Evictions may seem like simple legal proceedings, but unrepresented tenants are often unable to properly raise their defenses. Most unrepresented tenants lose their evictions – often by default. Students in the Tenants’ Rights Clinic defend families facing eviction and fight to keep tenants in their homes, all while gaining valuable litigation and negotiation skills. The clinic, based at Legal Services of Greater Miami, Inc., is offered each spring semester, and students work under the supervision of Clinic Director Jeffrey Hearne.  

At the beginning of the Spring 2019 semester, Michael Mandel, a certified legal intern and 3L at Miami Law, was assigned to represent Shalonda Rivers and her family in a pending eviction. “Defending an eviction is vital legal assistance -- being evicted or losing subsidized housing assistance can be devastating because of the lack of affordable housing in Miami and the unbelievably long waiting lists to get back into affordable housing,” said Mandel. 

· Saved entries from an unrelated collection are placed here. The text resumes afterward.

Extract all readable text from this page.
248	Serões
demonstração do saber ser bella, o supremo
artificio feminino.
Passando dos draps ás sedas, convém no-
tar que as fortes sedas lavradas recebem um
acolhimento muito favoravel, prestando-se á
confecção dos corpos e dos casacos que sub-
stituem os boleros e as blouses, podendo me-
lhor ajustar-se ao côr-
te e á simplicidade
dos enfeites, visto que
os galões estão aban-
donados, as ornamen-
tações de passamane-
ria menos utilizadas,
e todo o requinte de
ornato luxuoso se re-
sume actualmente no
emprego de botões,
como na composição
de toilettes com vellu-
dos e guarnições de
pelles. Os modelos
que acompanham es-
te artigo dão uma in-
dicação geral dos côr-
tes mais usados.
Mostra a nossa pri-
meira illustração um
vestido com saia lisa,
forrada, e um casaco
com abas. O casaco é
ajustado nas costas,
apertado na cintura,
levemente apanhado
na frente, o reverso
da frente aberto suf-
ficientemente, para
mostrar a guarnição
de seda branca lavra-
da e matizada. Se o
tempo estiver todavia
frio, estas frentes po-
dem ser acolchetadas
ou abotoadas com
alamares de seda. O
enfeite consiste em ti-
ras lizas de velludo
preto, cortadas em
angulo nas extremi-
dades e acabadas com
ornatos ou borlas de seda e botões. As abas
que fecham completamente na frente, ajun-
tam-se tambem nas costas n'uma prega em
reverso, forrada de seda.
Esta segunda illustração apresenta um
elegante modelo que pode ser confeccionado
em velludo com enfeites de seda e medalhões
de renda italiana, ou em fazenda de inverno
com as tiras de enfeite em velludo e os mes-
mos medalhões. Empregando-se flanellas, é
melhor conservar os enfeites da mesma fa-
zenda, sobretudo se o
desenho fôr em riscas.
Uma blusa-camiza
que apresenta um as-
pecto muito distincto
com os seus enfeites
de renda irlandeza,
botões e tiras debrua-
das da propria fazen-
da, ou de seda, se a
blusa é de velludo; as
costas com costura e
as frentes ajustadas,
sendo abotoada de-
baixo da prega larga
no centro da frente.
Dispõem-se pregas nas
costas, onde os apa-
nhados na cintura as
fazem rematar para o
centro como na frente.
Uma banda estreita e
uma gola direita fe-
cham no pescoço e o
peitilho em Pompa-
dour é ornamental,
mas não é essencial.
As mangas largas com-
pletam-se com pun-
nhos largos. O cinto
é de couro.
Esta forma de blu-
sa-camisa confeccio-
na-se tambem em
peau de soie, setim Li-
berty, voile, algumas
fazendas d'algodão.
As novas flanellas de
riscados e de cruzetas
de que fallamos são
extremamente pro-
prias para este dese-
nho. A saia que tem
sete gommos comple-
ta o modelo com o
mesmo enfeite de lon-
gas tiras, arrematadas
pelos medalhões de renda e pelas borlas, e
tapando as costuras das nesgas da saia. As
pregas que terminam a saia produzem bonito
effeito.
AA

Rivers is a resident leader at a HUD-subsidized property in Opa-Locka where she has lived with her three children since 2001. A few years ago, she started a tenant association so residents could collectively voice complaints about living conditions and gain valuable information about their legal rights. The association pushed for desperately needed repairs and improved conditions. Last summer, the Miami New Times featured Rivers in an article about the terrible conditions at the property. 

Because of her advocacy, the landlord filed an eviction against Rivers for allegedly not allowing the landlord into her unit on two separate occasions – nine months apart. Rivers alleged that the landlord filed the eviction against her in retaliation since it was based on a minor lease violation. 

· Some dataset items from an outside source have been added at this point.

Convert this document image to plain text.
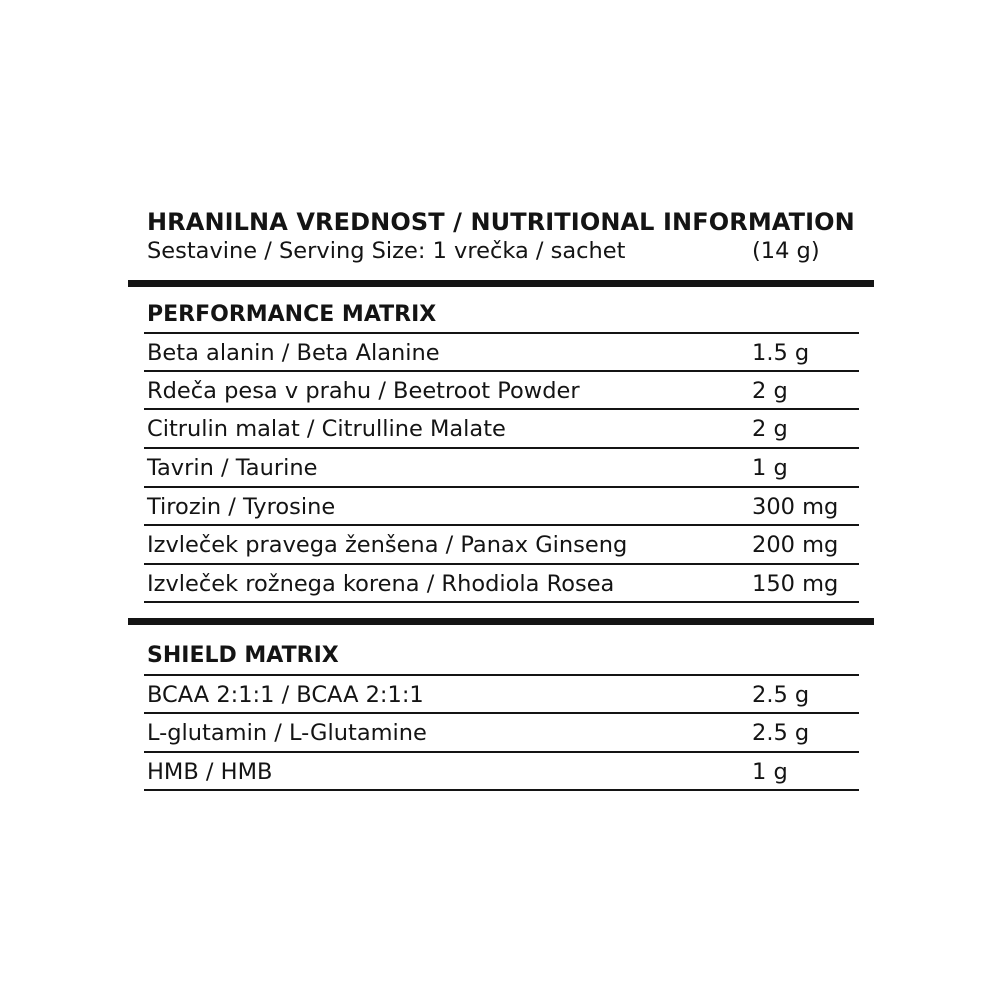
HRANILNA VREDNOST / NUTRITIONAL INFORMATION
Sestavine / Serving Size: 1 vrečka / sachet	(14 g)
PERFORMANCE MATRIX
Beta alanin / Beta Alanine	1.5 g
Rdeča pesa v prahu / Beetroot Powder	2 g
Citrulin malat / Citrulline Malate	2 g
Tavrin / Taurine	1 g
Tirozin / Tyrosine	300 mg
Izvleček pravega ženšena / Panax Ginseng	200 mg
Izvleček rožnega korena / Rhodiola Rosea	150 mg
SHIELD MATRIX
BCAA 2:1:1 / BCAA 2:1:1	2.5 g
L-glutamin / L-Glutamine	2.5 g
HMB / HMB	1 g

“Once I reviewed the case and the possible consequences involved to Ms. Rivers and her family, it really hit me how vital and potentially life-changing these cases are to these families and how much of a positive impact I can make through my work in the clinic,” said Mandel. 

Mandel drafted various documents to defend the eviction, including a motion for summary judgment and engaged in settlement negotiations with opposing counsel. He represented Rivers at the summary judgment hearing, and during the hearing, the landlord voluntarily dismissed the eviction due to the strength of Rivers’ case. With the help of Mandel’s advocacy, Rivers and her family successfully defended themselves in their eviction and can stay in the place they have called home for nearly two decades. Additionally, Rivers has been relocated to a hotel while the landlord makes much-needed repairs to her apartment.

“I am very happy to have been able to successfully defend Ms. Rivers in her eviction suit,” said Mandel. “Anyone who has met Ms. Rivers can tell you that she is a great advocate for low-income tenants, and it meant a lot to me to be able to use my legal training to help prevent the potentially tragic outcome of an eviction.”